Con la Iglesia hemos dado

Por Mare Cabrera

Nuestras madres siempre han hecho hincapié en la discreción que debe reinar en asuntos de ámbito familiar. Eso de que los trapos sucios debían lavarse en casa nos fue repetido hasta la saciedad. Mi madre, además, añadía una coletilla que poco me agradaba en mi infancia: “Mare, si al hablar no has de agradar, mejor callar”. No la culpo, pues mis impertinencias más de una vez la hicieron ruborizar en público ante la facilidad para dar mi opinión cuando nadie me la había pedido, y más aún en asuntos de mayores, donde una chinija “josicúa” poco podía aportar al debate.

Los miembros de la Iglesia, que se ve salpicada de escándalos de pederastia que parecen alcanzar altas esferas como no había ocurrido nunca, debían tener una madre insistente con la importancia de mantener asuntos poco agradables al ojo ajeno en privado. Tal es así que se han guisado y comido lo que ellos deben entender como asuntillos de resolución interna. Hasta el punto que cuando les llegaba a su conocimiento que alguna oveja descarriada cometía tales atrocidades, decidían mandarlo a otro punto de la geografía, pedían una ejercicio de generoso perdón y olvido a las víctimas y silenciaban el escándalo… hasta que el caldo a fuego lento ha terminado por hervir y salpicar a los que tenía a su alrededor. Por lo visto, el derecho canónico no contempla la opción de poner en conocimiento de las autoridades la pederastia de los clérigos, y por lo que se ve se toman estas normas como si se tratase de la mismísima Biblia, pues sólo han contestado sobre temas tan delicados cuando la prensa comienza a apretarles las clavijas y existen abusados dispuestos a contar su experiencia y denunciar los hechos.

Ningún escándalo relacionado con la Iglesia ha conseguido hacer temblar sus anclados cimientos hasta el punto de preocupar sobremanera a sus integrantes, pero como el efecto del suave oleaje bajo los pies de la más ilustre mansión, sus ilustrísimas no pueden obviar el efecto de la erosión que lenta y pausadamente, más tarde o más temprano, termina por desgastar de manera irrevocable.

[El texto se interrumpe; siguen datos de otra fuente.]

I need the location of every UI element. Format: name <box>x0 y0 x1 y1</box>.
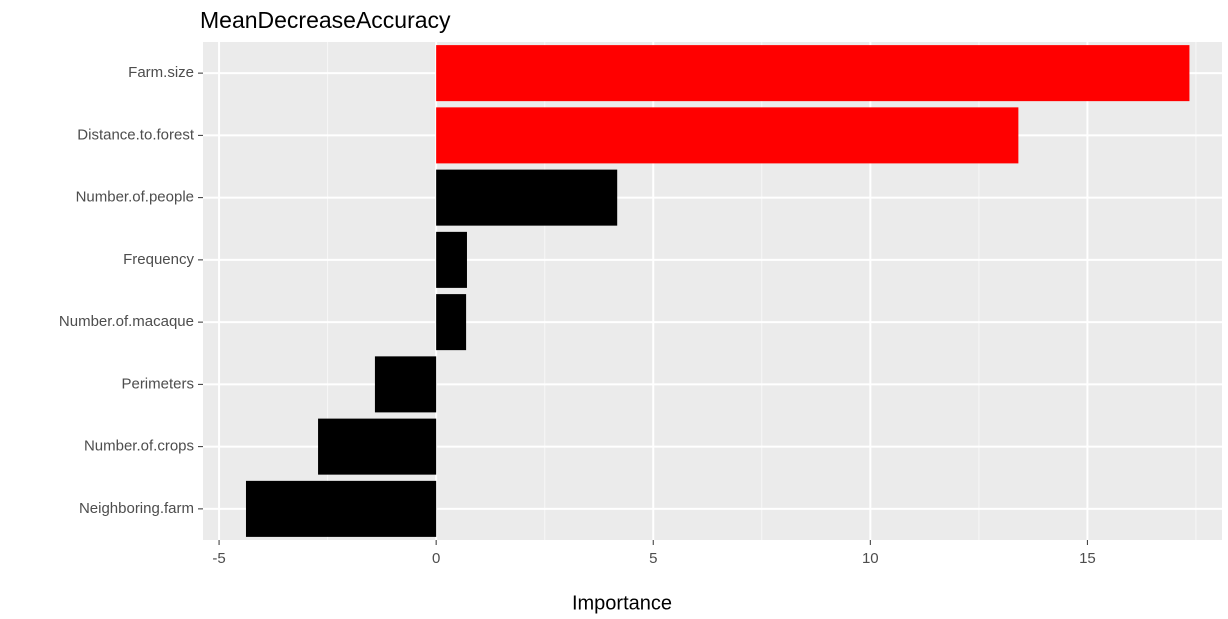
chart-title: MeanDecreaseAccuracy <box>200 7 451 33</box>
bar <box>436 169 618 226</box>
bar <box>436 231 467 288</box>
y-tick-label: Distance.to.forest <box>77 126 195 143</box>
x-tick-label: -5 <box>212 550 225 567</box>
bar <box>436 294 467 351</box>
y-tick-label: Number.of.macaque <box>59 313 194 330</box>
bar <box>436 107 1019 164</box>
x-tick-label: 0 <box>432 550 440 567</box>
bar <box>245 480 437 537</box>
bar <box>318 418 437 475</box>
y-tick-label: Frequency <box>123 251 194 268</box>
y-tick-label: Number.of.people <box>76 189 194 206</box>
bar <box>374 356 437 413</box>
x-tick-label: 15 <box>1079 550 1096 567</box>
bar <box>436 45 1190 102</box>
x-tick-label: 5 <box>649 550 657 567</box>
y-tick-label: Perimeters <box>121 375 194 392</box>
y-tick-label: Farm.size <box>128 64 194 81</box>
x-tick-label: 10 <box>862 550 879 567</box>
y-tick-label: Number.of.crops <box>84 438 194 455</box>
y-tick-label: Neighboring.farm <box>79 500 194 517</box>
x-axis-label: Importance <box>572 592 672 614</box>
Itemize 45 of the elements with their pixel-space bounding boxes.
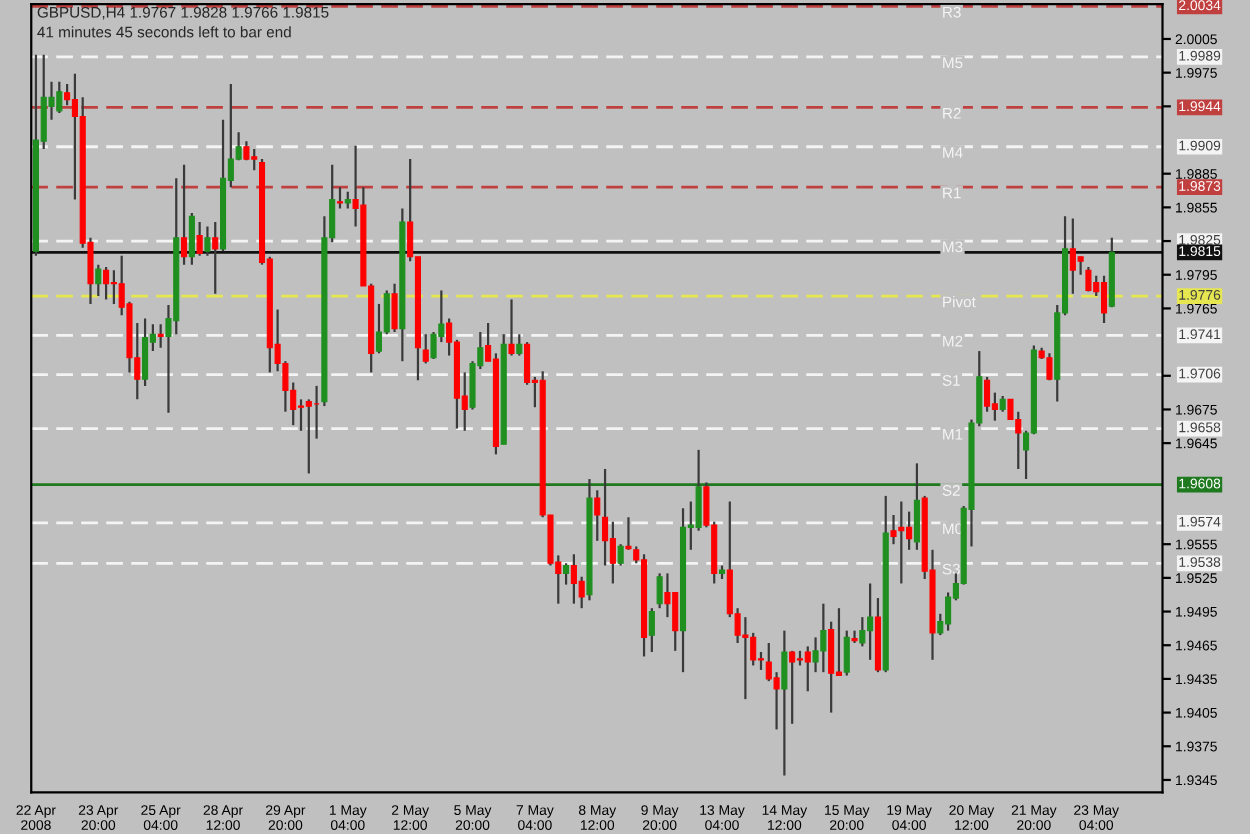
candlestick <box>251 147 258 172</box>
candlestick <box>1069 217 1076 295</box>
candlestick <box>142 317 149 387</box>
candlestick <box>336 186 344 210</box>
candlestick <box>95 263 102 298</box>
candlestick <box>1085 265 1092 293</box>
candlestick <box>570 553 577 605</box>
candlestick <box>181 163 188 266</box>
candlestick <box>508 298 515 357</box>
candlestick <box>913 462 920 551</box>
candlestick <box>945 591 952 632</box>
candlestick <box>110 269 117 306</box>
candlestick <box>1100 274 1108 325</box>
candlestick <box>516 333 523 357</box>
candlestick <box>212 220 219 295</box>
candlestick <box>656 572 663 610</box>
candlestick <box>859 616 866 648</box>
candlestick <box>906 510 913 551</box>
candlestick <box>828 620 835 714</box>
candlestick <box>594 489 601 542</box>
candlestick <box>157 323 164 349</box>
candlestick <box>742 616 749 701</box>
candlestick <box>196 220 203 257</box>
candlestick <box>391 282 398 334</box>
candlestick <box>820 602 827 674</box>
candlestick <box>524 340 531 386</box>
candlestick <box>563 562 570 586</box>
candlestick <box>781 629 788 777</box>
candlestick <box>297 398 305 432</box>
candlestick <box>867 582 874 661</box>
candlestick <box>56 80 63 115</box>
candlestick <box>898 500 905 585</box>
candlestick <box>984 375 991 413</box>
candlestick <box>188 211 195 266</box>
candlestick <box>1046 352 1053 382</box>
candlestick <box>843 629 850 677</box>
candlestick <box>422 333 429 365</box>
candlestick <box>602 467 609 567</box>
candlestick <box>609 520 616 585</box>
candlestick <box>851 629 858 645</box>
candlestick <box>835 607 843 677</box>
candlestick <box>648 607 655 654</box>
candlestick <box>103 265 110 301</box>
candlestick <box>789 649 796 725</box>
candlestick <box>804 645 811 693</box>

El lavado de imagen al que se enfrenta la institución bien podía venir acompañada, si no es mucho pedir, de una limpieza de conciencia, entonar el “mea culpa”, no para escapar de esta incómoda situación sino de forma consciente y, sobre todo, no volver a caer en el error de limpiar unos trapos de puertas para adentro cuando lo realmente efectivo sería centrifugar toda la porquería a la vista de todos.

Ah, y que pague la Iglesia el IBI como todo hijo de cristiana… pero que lo hagan también los partidos políticos y los sindicatos. Amén.